There’s a promising frontier right in front of us. Let’s use the creative and scholarly talent of our faculty, students, and staff to make some magic happen.

This conceptual image shows the aims of de Leon’s prototype project. Concept art by Martin Demonte/HSF Lab/UND.

Pablo de León, Professor and Chair of UND’s Department of Space Studies, already is doing that and more. Thanks to de León’s leadership, “the spacesuits of the future are being designed at the University of North Dakota, in the Human Spaceflight Laboratory,” aUND teams with NASA for paradigm shift in space exploration describes. 

Also thanks to de León and as noted in the above story, the department’s Lunar/Mars Inflatable Habitat, located on the edge of the UND campus, “regularly trains future space explorers and informs UND researchers on the challenges and isolation of prolonged living and working in space.” 

One such mission brought four students from Argentina, Colombia, Mexico and Peru to the Inflatable Habitat, where they spent two weeks running experiments to help NASA with exploring the moon and Mars. “It’s one of the greatest habitats that I’ve ever been in,” said Mission Commander Danton Bazaldua, an engineering student at the National Autonomous University of Mexico, in the October 2019 UND Today story, Down-to-earth international space exploration. 

National security is another expanding area of focus for UND, one that overlaps with the space developments. After all, the U.S. Space Force’s purpose is not to explore space, but to protect America’s assets in space, Gen. Raymond said during his visit.

Secretary of the Air Force Barbara Barrett learns about the Hexa, an electric vertical takeoff and landing (eVTOL) aircraft, from Matt Chasen, LIFT Aircraft chief executive officer, at Camp Mabry, Texas, on Aug. 20. The demonstration was part of Agility Prime, the Air Force’s “flying car” research that UND also is a part of. Air National Guard photo.

A few layers down in the atmosphere, the Air Force fulfills its own national security role, and depends in part on universities such as UND for research. The work benefits all: For example, as UND awarded Air Force ‘Agility Prime’ contracts explains, UND’s role in Air Force’s Agility Prime flying car research will not only help the Armed Service, but also further grow North Dakota’s UAS ecosystem, a significant statewide benefit.

And as noted in UND to develop augmented reality system for Humvees, published as recently as Jan. 7, UND now is bringing its autonomous-technology expertise to ground vehicles – specifically, the Humvee, the iconic tactical vehicle widely used by the U.S. military.

John Mihelich (L), UND’s vice president for research and economic development, stands with Mark Askelson, executive director of UND’s Research Institute for Autonomous Systems, by the trailer as UND accepts delivery of a High Mobility Multipurpose Wheeled Vehicle or Humvee in September 2020. UND will use the vehicle as a platform for developing an augmented-reality system for Humvees. Photo by Patrick C. Miller/UND Today.

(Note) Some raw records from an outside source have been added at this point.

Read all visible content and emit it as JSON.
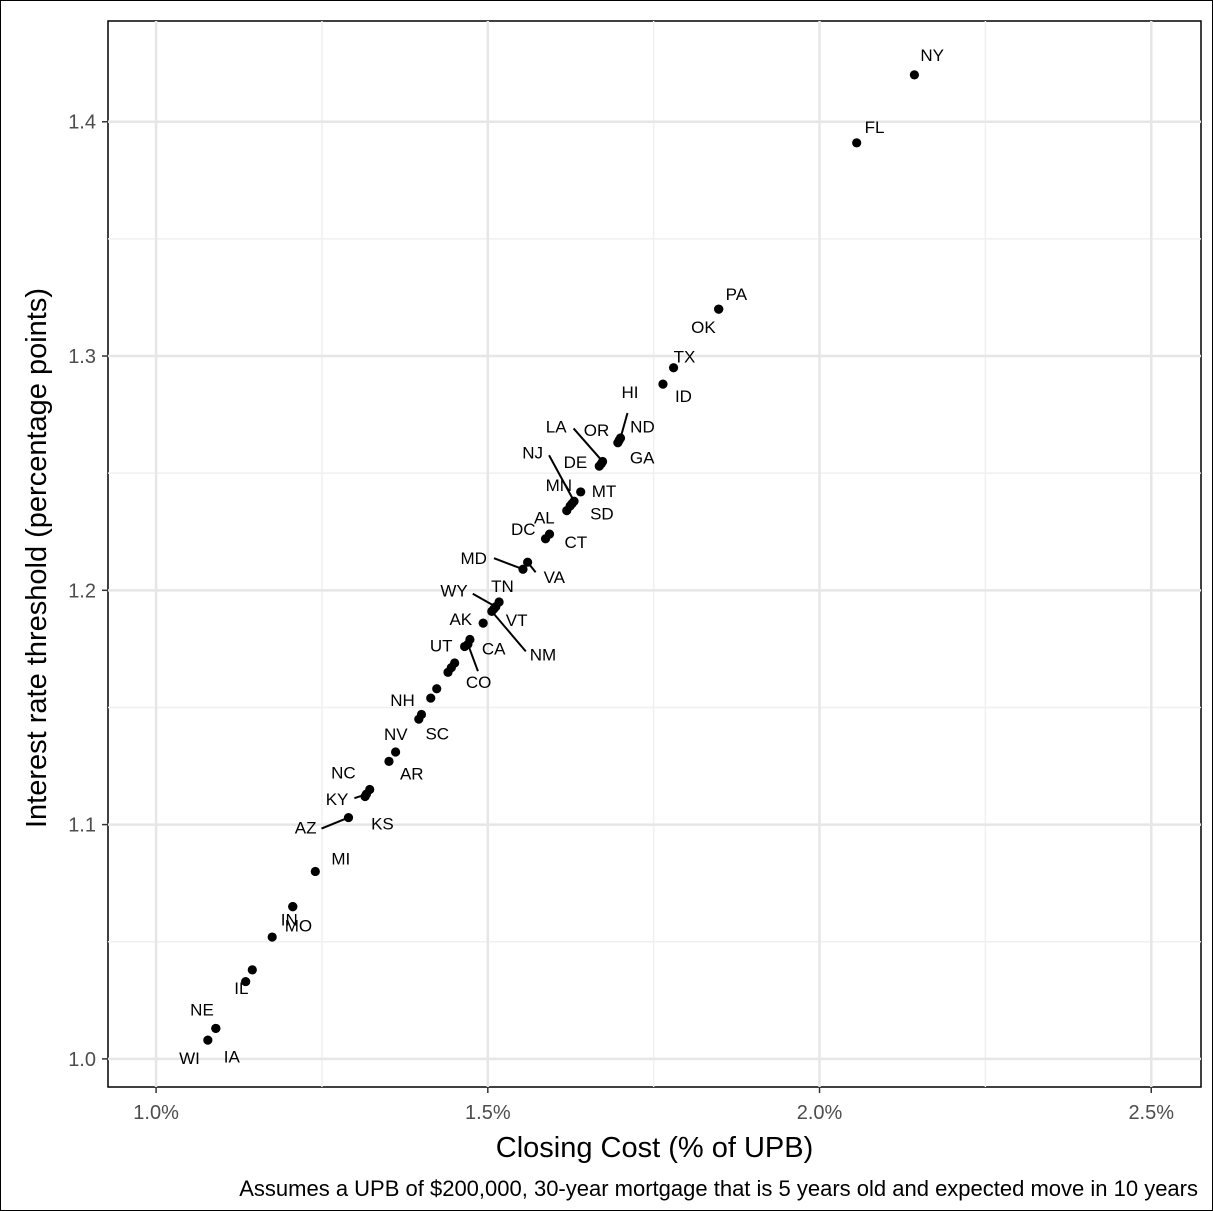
{
  "chart_data": {
    "type": "scatter",
    "title": "",
    "xlabel": "Closing Cost (% of UPB)",
    "ylabel": "Interest rate threshold (percentage points)",
    "caption": "Assumes a UPB of $200,000, 30-year mortgage that is 5 years old and expected move in 10 years",
    "xlim": [
      0.9275,
      2.575
    ],
    "ylim": [
      0.988,
      1.443
    ],
    "x_ticks": [
      1.0,
      1.5,
      2.0,
      2.5
    ],
    "x_tick_labels": [
      "1.0%",
      "1.5%",
      "2.0%",
      "2.5%"
    ],
    "y_ticks": [
      1.0,
      1.1,
      1.2,
      1.3,
      1.4
    ],
    "y_tick_labels": [
      "1.0",
      "1.1",
      "1.2",
      "1.3",
      "1.4"
    ],
    "grid": true,
    "legend": "none",
    "point_color": "#000000",
    "points": [
      {
        "label": "NY",
        "x": 2.143,
        "y": 1.42
      },
      {
        "label": "FL",
        "x": 2.056,
        "y": 1.391
      },
      {
        "label": "PA",
        "x": 1.848,
        "y": 1.32
      },
      {
        "label": "OK",
        "x": 1.848,
        "y": 1.32
      },
      {
        "label": "TX",
        "x": 1.78,
        "y": 1.295
      },
      {
        "label": "ID",
        "x": 1.764,
        "y": 1.288
      },
      {
        "label": "HI",
        "x": 1.7,
        "y": 1.265
      },
      {
        "label": "ND",
        "x": 1.698,
        "y": 1.264
      },
      {
        "label": "GA",
        "x": 1.696,
        "y": 1.263
      },
      {
        "label": "LA",
        "x": 1.673,
        "y": 1.255
      },
      {
        "label": "OR",
        "x": 1.671,
        "y": 1.254
      },
      {
        "label": "DE",
        "x": 1.668,
        "y": 1.253
      },
      {
        "label": "MT",
        "x": 1.64,
        "y": 1.242
      },
      {
        "label": "NJ",
        "x": 1.63,
        "y": 1.238
      },
      {
        "label": "MN",
        "x": 1.624,
        "y": 1.236
      },
      {
        "label": "SD",
        "x": 1.627,
        "y": 1.237
      },
      {
        "label": "AL",
        "x": 1.619,
        "y": 1.234
      },
      {
        "label": "CT",
        "x": 1.593,
        "y": 1.224
      },
      {
        "label": "DC",
        "x": 1.587,
        "y": 1.222
      },
      {
        "label": "VA",
        "x": 1.56,
        "y": 1.212
      },
      {
        "label": "MD",
        "x": 1.553,
        "y": 1.209
      },
      {
        "label": "TN",
        "x": 1.517,
        "y": 1.195
      },
      {
        "label": "WY",
        "x": 1.512,
        "y": 1.193
      },
      {
        "label": "VT",
        "x": 1.509,
        "y": 1.192
      },
      {
        "label": "NM",
        "x": 1.506,
        "y": 1.191
      },
      {
        "label": "AK",
        "x": 1.493,
        "y": 1.186
      },
      {
        "label": "CA",
        "x": 1.473,
        "y": 1.179
      },
      {
        "label": "UT",
        "x": 1.465,
        "y": 1.176
      },
      {
        "label": "CO",
        "x": 1.47,
        "y": 1.177
      },
      {
        "label": "",
        "x": 1.45,
        "y": 1.169
      },
      {
        "label": "",
        "x": 1.445,
        "y": 1.167
      },
      {
        "label": "",
        "x": 1.44,
        "y": 1.165
      },
      {
        "label": "",
        "x": 1.423,
        "y": 1.158
      },
      {
        "label": "NH",
        "x": 1.414,
        "y": 1.154
      },
      {
        "label": "SC",
        "x": 1.4,
        "y": 1.147
      },
      {
        "label": "",
        "x": 1.396,
        "y": 1.145
      },
      {
        "label": "NV",
        "x": 1.361,
        "y": 1.131
      },
      {
        "label": "AR",
        "x": 1.351,
        "y": 1.127
      },
      {
        "label": "NC",
        "x": 1.322,
        "y": 1.115
      },
      {
        "label": "KS",
        "x": 1.315,
        "y": 1.112
      },
      {
        "label": "KY",
        "x": 1.317,
        "y": 1.113
      },
      {
        "label": "AZ",
        "x": 1.29,
        "y": 1.103
      },
      {
        "label": "MI",
        "x": 1.24,
        "y": 1.08
      },
      {
        "label": "IN",
        "x": 1.206,
        "y": 1.065
      },
      {
        "label": "MO",
        "x": 1.206,
        "y": 1.065
      },
      {
        "label": "",
        "x": 1.175,
        "y": 1.052
      },
      {
        "label": "IL",
        "x": 1.145,
        "y": 1.038
      },
      {
        "label": "",
        "x": 1.135,
        "y": 1.033
      },
      {
        "label": "NE",
        "x": 1.09,
        "y": 1.013
      },
      {
        "label": "IA",
        "x": 1.09,
        "y": 1.013
      },
      {
        "label": "WI",
        "x": 1.078,
        "y": 1.008
      }
    ]
  }
}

“We’re proud to have pioneered the development of autonomous technology in aircraft, and we’re thrilled to now be doing the same in ground vehicles,” says Mark Askelson, Executive Director of UND’s Research Institute for Autonomous Systems, in the story. 

But even more rewarding is the sense of service that the Humvee work is delivering, Askelson continues. 

“At the end of the day, what really excites me about this work is us bringing our skill set to bear on problems are facing the Department of Defense,” he says. “We can solve these very real problems that are affecting people in the field. We can help the operators execute their missions with greater safety and more efficiency. And that gets all of us pumped up.”